Through startups and partnerships, leading researchers from U of T Engineering’s labs, centres and affiliated hospitals are commercializing cutting-edge technology and revolutionizing the current state of health care. Click on the icons below to explore six of these promising technologies, originally shared in the 2014 issue of Skulematters.
Technology that kick-starts your heart
Like a scene lifted from Frankenstein, Professor Milica Radisic’s (IBBME, ChemE) “biowire” platform treats immature human cardiac cells, derived from stem cells, to cycles of electric pulses—a process that encourages growth at the same rate as a developing fetus. The result: mature heart tissue that meets a major need in the pharma industry, which, until now, has been unable to test medications on live human heart tissue. Grown along sutures, the heart tissue may also eventually be developed as cardiac patches that, derived from a patient’s own cells, won’t cause rejection issues.
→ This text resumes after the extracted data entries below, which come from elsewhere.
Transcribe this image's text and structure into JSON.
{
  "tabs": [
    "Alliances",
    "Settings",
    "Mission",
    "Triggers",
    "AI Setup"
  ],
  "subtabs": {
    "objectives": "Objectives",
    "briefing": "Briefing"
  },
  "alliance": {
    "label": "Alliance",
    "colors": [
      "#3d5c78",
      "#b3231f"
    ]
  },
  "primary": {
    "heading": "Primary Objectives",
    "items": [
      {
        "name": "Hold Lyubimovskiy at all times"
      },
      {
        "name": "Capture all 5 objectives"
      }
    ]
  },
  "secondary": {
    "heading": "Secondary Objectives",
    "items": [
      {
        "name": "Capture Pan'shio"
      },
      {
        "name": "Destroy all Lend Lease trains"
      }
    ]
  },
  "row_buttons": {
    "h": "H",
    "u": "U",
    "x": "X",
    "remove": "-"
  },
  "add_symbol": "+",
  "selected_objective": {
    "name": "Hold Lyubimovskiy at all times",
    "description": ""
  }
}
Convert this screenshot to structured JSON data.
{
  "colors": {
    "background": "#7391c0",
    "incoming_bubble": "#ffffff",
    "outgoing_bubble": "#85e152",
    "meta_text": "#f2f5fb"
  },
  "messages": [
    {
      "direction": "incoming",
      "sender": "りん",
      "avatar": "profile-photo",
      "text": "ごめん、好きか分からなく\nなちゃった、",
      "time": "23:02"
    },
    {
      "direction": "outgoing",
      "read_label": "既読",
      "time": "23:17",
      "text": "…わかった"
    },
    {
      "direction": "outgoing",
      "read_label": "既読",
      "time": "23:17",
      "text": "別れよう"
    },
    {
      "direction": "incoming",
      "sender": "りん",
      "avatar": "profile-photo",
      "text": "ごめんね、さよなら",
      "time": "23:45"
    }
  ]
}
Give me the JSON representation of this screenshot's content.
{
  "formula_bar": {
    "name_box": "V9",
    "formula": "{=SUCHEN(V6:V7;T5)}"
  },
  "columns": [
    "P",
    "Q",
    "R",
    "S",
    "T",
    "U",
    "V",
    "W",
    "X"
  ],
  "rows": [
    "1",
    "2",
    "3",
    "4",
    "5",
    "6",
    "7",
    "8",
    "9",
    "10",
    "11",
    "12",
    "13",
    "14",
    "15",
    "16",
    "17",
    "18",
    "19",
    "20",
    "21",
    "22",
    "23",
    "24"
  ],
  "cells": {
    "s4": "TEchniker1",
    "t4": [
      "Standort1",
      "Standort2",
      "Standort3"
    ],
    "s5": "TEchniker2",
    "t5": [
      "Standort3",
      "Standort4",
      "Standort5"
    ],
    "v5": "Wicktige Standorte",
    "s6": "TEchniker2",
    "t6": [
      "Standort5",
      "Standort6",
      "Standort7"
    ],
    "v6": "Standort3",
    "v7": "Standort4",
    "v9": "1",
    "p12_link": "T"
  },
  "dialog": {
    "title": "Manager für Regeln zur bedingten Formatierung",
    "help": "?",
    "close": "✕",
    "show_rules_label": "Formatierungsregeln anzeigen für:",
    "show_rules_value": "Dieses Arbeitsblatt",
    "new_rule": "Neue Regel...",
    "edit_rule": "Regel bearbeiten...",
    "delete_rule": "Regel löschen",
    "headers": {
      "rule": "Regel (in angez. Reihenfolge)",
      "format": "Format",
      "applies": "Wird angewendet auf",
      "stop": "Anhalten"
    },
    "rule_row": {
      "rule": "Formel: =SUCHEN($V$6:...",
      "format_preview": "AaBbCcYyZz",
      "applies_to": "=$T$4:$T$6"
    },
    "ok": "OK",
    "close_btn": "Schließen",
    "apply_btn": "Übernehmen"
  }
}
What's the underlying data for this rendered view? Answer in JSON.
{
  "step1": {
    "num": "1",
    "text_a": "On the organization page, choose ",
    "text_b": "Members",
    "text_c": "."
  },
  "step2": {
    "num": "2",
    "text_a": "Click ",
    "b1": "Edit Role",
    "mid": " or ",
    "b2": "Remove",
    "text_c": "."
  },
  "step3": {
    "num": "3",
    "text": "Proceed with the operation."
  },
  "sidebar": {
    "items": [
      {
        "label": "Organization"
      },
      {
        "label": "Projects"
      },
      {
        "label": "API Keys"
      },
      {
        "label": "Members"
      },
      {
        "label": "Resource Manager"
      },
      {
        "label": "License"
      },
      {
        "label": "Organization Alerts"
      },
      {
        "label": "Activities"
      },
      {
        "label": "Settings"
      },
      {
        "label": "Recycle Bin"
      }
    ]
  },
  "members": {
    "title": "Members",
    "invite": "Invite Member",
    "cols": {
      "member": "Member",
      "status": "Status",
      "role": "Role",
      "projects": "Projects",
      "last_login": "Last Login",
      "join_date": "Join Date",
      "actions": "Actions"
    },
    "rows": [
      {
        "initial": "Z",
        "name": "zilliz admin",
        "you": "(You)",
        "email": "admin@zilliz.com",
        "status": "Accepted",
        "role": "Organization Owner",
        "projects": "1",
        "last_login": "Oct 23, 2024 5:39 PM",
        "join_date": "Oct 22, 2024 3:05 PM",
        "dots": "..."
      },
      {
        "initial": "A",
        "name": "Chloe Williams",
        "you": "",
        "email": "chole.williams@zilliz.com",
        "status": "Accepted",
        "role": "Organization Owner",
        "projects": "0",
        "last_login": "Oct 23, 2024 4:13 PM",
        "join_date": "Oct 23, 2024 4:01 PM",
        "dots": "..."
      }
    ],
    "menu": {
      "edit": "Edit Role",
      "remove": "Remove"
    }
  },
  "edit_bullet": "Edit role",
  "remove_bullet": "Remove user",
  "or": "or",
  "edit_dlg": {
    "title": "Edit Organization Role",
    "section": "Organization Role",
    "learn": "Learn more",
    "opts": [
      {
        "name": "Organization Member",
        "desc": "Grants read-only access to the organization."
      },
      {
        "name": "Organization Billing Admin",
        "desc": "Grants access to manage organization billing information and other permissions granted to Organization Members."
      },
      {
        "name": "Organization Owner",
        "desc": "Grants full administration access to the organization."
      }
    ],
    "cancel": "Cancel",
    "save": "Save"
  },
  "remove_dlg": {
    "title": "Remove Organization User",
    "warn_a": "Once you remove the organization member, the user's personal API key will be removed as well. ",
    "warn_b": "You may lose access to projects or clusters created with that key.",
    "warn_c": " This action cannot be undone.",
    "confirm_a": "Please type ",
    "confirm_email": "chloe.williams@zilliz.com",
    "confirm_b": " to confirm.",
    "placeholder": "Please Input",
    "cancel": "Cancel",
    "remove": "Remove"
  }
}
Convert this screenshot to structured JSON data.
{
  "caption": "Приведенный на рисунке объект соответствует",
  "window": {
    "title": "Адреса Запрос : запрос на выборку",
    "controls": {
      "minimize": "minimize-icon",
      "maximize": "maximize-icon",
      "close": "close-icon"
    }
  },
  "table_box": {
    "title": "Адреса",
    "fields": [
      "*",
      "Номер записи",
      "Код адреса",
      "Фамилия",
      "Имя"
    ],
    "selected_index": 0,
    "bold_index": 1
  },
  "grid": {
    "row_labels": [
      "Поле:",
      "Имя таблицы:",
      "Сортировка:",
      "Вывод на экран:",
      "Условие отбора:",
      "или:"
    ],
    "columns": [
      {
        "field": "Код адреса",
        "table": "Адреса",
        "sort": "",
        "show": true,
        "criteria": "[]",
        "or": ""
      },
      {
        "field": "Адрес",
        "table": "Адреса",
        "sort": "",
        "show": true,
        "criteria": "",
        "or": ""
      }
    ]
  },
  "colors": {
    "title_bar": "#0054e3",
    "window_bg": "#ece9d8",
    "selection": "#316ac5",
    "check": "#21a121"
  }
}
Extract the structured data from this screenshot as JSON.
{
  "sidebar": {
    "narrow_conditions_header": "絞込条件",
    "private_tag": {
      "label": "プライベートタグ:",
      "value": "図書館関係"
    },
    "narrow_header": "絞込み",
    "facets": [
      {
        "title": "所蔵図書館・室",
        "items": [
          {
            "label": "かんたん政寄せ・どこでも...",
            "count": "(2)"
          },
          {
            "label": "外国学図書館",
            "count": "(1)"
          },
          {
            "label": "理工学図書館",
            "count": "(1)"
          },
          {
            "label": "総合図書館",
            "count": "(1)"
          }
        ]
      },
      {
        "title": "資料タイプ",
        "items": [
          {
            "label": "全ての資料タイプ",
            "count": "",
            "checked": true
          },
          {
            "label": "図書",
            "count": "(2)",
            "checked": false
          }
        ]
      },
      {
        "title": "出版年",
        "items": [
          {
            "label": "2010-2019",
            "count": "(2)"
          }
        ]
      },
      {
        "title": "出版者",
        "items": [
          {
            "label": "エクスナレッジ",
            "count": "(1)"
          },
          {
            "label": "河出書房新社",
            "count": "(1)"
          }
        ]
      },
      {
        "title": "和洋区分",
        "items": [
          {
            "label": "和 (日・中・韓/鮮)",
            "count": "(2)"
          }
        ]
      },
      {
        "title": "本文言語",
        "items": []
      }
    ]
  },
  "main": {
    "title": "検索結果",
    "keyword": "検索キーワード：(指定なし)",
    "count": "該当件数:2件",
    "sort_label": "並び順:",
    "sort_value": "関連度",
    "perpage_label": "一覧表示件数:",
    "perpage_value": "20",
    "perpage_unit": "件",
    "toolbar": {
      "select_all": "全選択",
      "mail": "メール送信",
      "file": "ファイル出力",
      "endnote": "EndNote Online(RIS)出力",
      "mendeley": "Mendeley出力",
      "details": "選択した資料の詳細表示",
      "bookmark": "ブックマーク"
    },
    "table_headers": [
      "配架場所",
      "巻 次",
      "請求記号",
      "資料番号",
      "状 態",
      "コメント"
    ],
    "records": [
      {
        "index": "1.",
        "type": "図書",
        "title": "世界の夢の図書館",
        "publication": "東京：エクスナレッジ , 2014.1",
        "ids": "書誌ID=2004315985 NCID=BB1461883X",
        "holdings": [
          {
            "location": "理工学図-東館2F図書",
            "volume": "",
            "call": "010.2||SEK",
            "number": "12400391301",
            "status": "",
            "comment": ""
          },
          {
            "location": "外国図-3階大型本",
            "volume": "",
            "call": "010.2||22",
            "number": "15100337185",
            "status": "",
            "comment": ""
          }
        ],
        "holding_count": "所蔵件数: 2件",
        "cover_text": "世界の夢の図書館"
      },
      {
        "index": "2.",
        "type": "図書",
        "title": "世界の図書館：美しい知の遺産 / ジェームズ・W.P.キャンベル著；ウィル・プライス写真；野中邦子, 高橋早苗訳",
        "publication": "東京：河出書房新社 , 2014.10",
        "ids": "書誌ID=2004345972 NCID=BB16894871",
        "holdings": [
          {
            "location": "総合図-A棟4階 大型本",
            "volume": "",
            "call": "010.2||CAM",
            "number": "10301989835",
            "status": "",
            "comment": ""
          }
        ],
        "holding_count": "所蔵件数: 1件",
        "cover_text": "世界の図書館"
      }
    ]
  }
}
Radisic is currently developing the commercial possibilities of this remarkable technology.
Timing is everything: rethinking hospital schedules
When you’re running a medical facility designed to keep people out of the hospital, flawless scheduling is vital. Last year, when Women’s College Hospital was in the process of moving its outpatient operations to a new building in Toronto, the Centre for Healthcare Engineering (CHE), housed within the Department of Mechanical and Industrial Engineering (MIE), helped them to re-think their schedule to see how they could improve their operations. “We developed a new mathematical model that would generate optimized schedules,” said Professor Timothy Chan (MIE), newly appointed director of the CHE. The resulting software, which improved the effective use of treatment space within the hospital leading to better utilization and fewer cancellations, has the potential to revolutionize hospital operations everywhere.
A little zap goes a long way: electrical stimulation therapy
Imagine an electrical stimulation therapy for the treatment of arm and hand paralysis after a stroke or spinal cord injury, evidenced to have massive long-term gains over traditional therapies. You’ve just imagined MyndMove: the premiere product of Professor Milos Popovic’s (IBBME) startup MyndTec, founded with Professor Aleksandar Prodic (ECE), Armen Baronijan (ECE MASc 9T4, PhD 9T8) and U of T alumna Diana Pliura. In trials, patients consistently reached and sustained the top range of two of the most common motor function and activity of daily living independence tests. MyndTec won a Health Canada medical device license in the spring of 2014, giving the company the green light to advance its product to the market. Next steps: training medical personnel on the device and fine-tuning the product for market readiness before changing the outcomes of millions of patients.
Recipe for regeneration: injectable hydrogel
It’s derived from ingredients found in wrinkle creams and eye droplets, but University Professor Molly Shoichet (ChemE, IBBME) is cooking up a different recipe: an injectable hydrogel—a water-containing material that is biocompatible—for stem cell transplantations. Studies show that the hydrogel at least doubles the survival rate of stem cells injected with it, and early results show promise of tissue repair. Shoichet aims to commercialize the hydrogel and is testing it in key applications with clinical collaborators.
Tremors? There’s an app for that
A common sign of alcohol withdrawal is tremor of the hands and arms—a symptom that can be underestimated, leading to further health problems, or faked to gain access to prescription medication. But a new mobile app, developed by Professor Parham Aarabi (ECE), PhD candidate Narges Norouzi (ECE MASc 1T4) and Professor Bjug Borgundvaag of the Faculty of Medicine, aims to provide front- line health-care workers with the objective data they require to guide diagnosis and treatment decisions. To use, patients simply hold an iPod equipped with the app with both hands for 20 seconds while the device’s built-in accelerometer measures the frequency and severity of the tremor. While still a pilot project, the app has immense potential on a global scale.
Let it flow: dialysis biomaterial
Endexo is a little polymer making a big splash for Professor Paul Santerre’s (IBBME) startup, Interface Biologics, Inc. Blended into medical materials, the biomaterial proves extremely effective at preventing blood clots in catheter applications— from drug delivery to dialysis. Since receiving FDA regulatory approval in 2012, Endexo has been licensed by AngioDynamics for the BioFlo PICC catheter. Used in kidney dialysis catheters, the special biomaterial does away with the need for blood-thinning agents. The product has netted over 30 per cent of AngioDynamic’s new revenues in recent quarterly reports, and accounts for a growing margin of U.S. catheter sales. A central venous catheter containing Endexo, for use in long-term medication or fluid delivery, is also now available from AngioDynamics.